Simple answer: yes. Both sketch out your background and accomplishments, but experts agree you can’t do away with one or the other. (Your resume should include a link to your LinkedIn, though).
The networking site lets you add a personal picture, summary and upload examples of past work. Your colleagues can endorse your skills or write public recommendations on your behalf.
The job search is “a numbers game, in terms of how many recruiters can see you,’’ said Judy Shen-Filerman, CEO of leadership development firm Dreambridge Partners. It’s easier for recruiters to find you if you have a strong web presence, and for that, the LinkedIn profile is critical.
“Resumes take so much longer to get to the right targets, the right recruiting managers,’’ she said. “From an efficiency perspective, LinkedIn wins hands down.’’
More companies are now using sophisticated social media search technology that helps them find people for the job. There’s software that can detect if you’ve been updating your profile a lot, adding a lot of connections, or asking for recommendations, said Sean Dowling, a partner at recruitment firm WinterWyman. Those are all indicators you’re looking for a job.

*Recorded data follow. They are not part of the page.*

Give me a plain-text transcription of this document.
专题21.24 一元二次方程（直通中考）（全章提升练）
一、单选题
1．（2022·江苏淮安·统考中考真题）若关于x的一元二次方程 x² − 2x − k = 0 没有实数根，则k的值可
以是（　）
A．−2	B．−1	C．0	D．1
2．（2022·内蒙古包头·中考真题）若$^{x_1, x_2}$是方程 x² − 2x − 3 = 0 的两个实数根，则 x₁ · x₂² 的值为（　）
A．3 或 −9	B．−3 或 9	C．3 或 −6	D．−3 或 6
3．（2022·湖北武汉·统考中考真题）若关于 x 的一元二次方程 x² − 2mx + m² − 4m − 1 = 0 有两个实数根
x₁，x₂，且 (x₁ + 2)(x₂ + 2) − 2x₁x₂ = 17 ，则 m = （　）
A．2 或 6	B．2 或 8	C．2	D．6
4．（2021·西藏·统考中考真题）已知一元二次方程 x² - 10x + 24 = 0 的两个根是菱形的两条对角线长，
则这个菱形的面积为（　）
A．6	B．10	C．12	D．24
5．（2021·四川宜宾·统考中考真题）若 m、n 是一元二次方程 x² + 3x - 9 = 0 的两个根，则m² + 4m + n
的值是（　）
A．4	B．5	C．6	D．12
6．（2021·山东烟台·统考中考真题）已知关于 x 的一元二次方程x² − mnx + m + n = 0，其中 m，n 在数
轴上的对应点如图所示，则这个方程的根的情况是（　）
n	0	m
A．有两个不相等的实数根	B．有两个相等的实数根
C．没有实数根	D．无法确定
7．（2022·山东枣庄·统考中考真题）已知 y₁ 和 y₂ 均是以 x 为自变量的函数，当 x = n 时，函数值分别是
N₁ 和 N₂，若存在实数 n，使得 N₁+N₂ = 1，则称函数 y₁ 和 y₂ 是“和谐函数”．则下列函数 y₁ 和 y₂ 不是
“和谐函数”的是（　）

Therefore, LinkedIn can be good for passive job candidates, who may be found without submitting any resume or cover letter to a company.
“There’s a time and place for the resume, but your LinkedIn profile is out there doing work for you,’’ said Alexis Baird, a product manager at LinkedIn. She added that there’s an upward trend of companies that let you apply for a position with only a LinkedIn profile.
But as helpful as these profiles can be, that polished one-page resume doesn’t seem to be going away anytime soon. (For what it’s worth, LinkedIn has a Resume Builder program that auto-generates a “traditional’’ resume based on information from your profile).
There’s still value in applying to a position with a resume and having that resume in an employer’s app tracking system, said Arnie Fertig, founder of JobHunterCoach, which is based in Melrose. It’s usually the first step to show employers you’re interested in that particular position.
You should always still bring a resume to the interview, Shen-Filerman said. “LinkedIn is the first level of personal branding (think of it like a 30-second commercial of yourself), and the second level is if you’ve qualified for an interview, go with a resume.’’
At an industry conference Fertig attended earlier this year, the emerging theme was: “LinkedIn is absolutely necessary, but not sufficient.’’ Fertig also hinted at a potential backlash against the site because of its pre-dominance and their efforts to monetize information.
And as with all social media, you can leave behind a long paper trail out there for people to find. Be careful what you’re putting out there, even if you’re not looking for a job.